A Polícia Civil do Paraná divulgou uma nota após a manifestação, em que diz que o indiciamento é "o mais severo capaz de ser aplicado ao caso" e voltou a afirmar que "não há nenhuma qualificadora específica para motivação política prevista em lei, portanto isto é inaplicável". O comunicado também diz que não há previsão legal para o enquadramento por 'crime político', visto que a antiga Lei de Segurança Nacional foi revogada pela nova Lei de Crimes.
Depoimento
O depoimento da vigilante Daniele Lima dos Santos, em que ela confirma que o policial gritou o nome de Bolsonaro antes de atirar, não foi citado na conclusão do relatório final da investigação. A vigilante contou que o policial saiu "cantando pneu" e disse ter ouvido ele falar o nome do presidente para a mulher dele. "Ele estava com o vidro aberto, porque vi que ele estava com a mulher e uma criança. A mulher dele parecia assustada, mas achei normal, talvez ela não tenha gostado do lugar", disse à polícia. Cerca de 20 minutos depois, ela viu o carro voltar ao local, em alta velocidade.

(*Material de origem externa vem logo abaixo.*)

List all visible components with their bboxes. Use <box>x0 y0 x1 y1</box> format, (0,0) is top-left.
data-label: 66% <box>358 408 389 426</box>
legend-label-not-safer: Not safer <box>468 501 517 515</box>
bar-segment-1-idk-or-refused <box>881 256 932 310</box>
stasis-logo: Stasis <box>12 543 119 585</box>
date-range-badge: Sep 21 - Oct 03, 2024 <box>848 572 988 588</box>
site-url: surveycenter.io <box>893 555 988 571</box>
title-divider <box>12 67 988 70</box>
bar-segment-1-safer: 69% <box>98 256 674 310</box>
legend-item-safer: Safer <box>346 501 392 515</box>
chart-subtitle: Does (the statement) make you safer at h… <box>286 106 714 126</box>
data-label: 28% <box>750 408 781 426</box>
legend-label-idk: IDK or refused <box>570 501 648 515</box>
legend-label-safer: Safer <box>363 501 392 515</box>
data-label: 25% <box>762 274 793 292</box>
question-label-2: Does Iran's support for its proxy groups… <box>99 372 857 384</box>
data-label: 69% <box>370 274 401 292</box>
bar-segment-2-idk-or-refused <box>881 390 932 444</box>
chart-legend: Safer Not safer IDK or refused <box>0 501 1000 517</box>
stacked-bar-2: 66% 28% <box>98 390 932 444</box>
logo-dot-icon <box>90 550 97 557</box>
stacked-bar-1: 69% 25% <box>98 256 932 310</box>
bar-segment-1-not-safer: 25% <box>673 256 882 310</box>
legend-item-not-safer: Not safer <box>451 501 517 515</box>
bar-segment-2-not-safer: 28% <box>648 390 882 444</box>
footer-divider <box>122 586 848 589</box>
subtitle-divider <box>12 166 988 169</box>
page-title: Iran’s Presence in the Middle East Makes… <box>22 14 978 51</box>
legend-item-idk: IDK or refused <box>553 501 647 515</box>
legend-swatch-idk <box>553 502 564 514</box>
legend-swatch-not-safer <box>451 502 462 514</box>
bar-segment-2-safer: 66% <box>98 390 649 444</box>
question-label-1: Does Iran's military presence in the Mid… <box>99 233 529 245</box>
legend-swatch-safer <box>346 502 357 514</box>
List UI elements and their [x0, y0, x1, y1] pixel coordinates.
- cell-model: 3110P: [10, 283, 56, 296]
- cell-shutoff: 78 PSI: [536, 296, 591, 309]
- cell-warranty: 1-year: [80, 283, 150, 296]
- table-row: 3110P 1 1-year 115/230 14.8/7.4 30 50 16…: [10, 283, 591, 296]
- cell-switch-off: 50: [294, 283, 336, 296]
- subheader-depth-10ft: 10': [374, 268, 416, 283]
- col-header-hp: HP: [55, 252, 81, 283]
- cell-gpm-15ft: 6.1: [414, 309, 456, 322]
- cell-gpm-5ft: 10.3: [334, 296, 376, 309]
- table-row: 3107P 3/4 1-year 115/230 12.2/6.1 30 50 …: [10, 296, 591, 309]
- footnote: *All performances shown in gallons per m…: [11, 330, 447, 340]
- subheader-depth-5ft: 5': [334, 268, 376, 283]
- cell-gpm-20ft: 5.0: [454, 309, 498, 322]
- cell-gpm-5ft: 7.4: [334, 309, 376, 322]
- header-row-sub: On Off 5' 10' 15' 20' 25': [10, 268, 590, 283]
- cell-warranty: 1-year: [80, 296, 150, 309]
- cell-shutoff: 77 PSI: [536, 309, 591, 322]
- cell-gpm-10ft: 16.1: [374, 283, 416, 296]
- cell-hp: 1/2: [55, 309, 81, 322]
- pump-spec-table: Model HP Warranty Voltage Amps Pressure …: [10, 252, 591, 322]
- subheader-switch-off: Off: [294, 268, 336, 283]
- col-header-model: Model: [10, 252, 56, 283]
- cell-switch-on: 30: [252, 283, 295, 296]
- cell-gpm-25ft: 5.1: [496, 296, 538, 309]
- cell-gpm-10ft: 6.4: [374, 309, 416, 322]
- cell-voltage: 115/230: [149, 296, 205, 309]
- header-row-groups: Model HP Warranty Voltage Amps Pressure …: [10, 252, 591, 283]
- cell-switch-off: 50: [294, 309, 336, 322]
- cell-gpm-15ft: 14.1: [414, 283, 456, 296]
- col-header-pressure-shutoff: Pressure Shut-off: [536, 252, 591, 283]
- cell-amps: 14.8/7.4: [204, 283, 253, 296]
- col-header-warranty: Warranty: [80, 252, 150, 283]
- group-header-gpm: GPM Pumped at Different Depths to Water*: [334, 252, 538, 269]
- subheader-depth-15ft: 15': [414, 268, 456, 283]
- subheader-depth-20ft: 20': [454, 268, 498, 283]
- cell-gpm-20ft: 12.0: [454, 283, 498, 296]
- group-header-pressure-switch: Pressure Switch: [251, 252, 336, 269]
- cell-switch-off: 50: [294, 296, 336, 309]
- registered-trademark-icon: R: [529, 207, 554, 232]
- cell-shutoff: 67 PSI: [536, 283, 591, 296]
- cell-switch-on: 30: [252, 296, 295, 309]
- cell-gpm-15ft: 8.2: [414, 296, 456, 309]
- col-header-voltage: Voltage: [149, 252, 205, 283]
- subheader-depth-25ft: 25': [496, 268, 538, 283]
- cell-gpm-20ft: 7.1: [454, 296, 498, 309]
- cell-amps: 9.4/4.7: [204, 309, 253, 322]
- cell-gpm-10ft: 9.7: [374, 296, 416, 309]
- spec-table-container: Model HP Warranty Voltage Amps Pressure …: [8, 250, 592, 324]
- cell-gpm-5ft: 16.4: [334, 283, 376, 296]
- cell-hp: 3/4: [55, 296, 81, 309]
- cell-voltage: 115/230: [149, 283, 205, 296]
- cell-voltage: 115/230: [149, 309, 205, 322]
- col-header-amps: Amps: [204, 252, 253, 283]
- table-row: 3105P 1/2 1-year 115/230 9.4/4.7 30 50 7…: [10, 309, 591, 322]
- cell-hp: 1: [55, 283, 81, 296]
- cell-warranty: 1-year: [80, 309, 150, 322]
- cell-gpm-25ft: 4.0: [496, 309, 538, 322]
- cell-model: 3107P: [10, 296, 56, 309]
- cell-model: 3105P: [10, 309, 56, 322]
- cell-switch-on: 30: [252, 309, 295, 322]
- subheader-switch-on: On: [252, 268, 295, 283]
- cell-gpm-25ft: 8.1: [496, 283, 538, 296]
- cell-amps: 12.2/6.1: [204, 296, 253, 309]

Daniele, que fazia a ronda de moto, viu no retrovisor que o veículo não iria desviar dela. "Falei 'de novo?', achei estranho, pensei que ele queria me intimidar, porque da primeira vez ele saiu do local cantando pneu. Mas pensei que era coisa da minha cabeça. Mas dessa segunda vez ele veio pra cima. Eu joguei a moto para o lado. Ou eu jogava a moto ou ele passava por cima", relatou. O episódio ocorreu na estrada que levava até o clube.
Assustada, ela informou ao colega com quem dividia o turno que "um cara tentou me matar" e os dois foram procurar o homem. Foi o momento em que ela ouviu o grito 'Aqui é Bolsonaro' e os disparos. Quando ela e o parceiro de trabalho chegaram ao local, o tiroteio já havia começado "a cerca de um minuto". Era por volta das 23h54. "Procurei achar apoio, ligar para polícia", disse. Daniele confirmou, também, que ela era a autora de um áudio que viralizou em grupos no qual ela afirmava "um cara no carro quase me atropelou gritando Bolsonaro". Ela disse que enviou a mensagem para o patrão, antes dos disparos.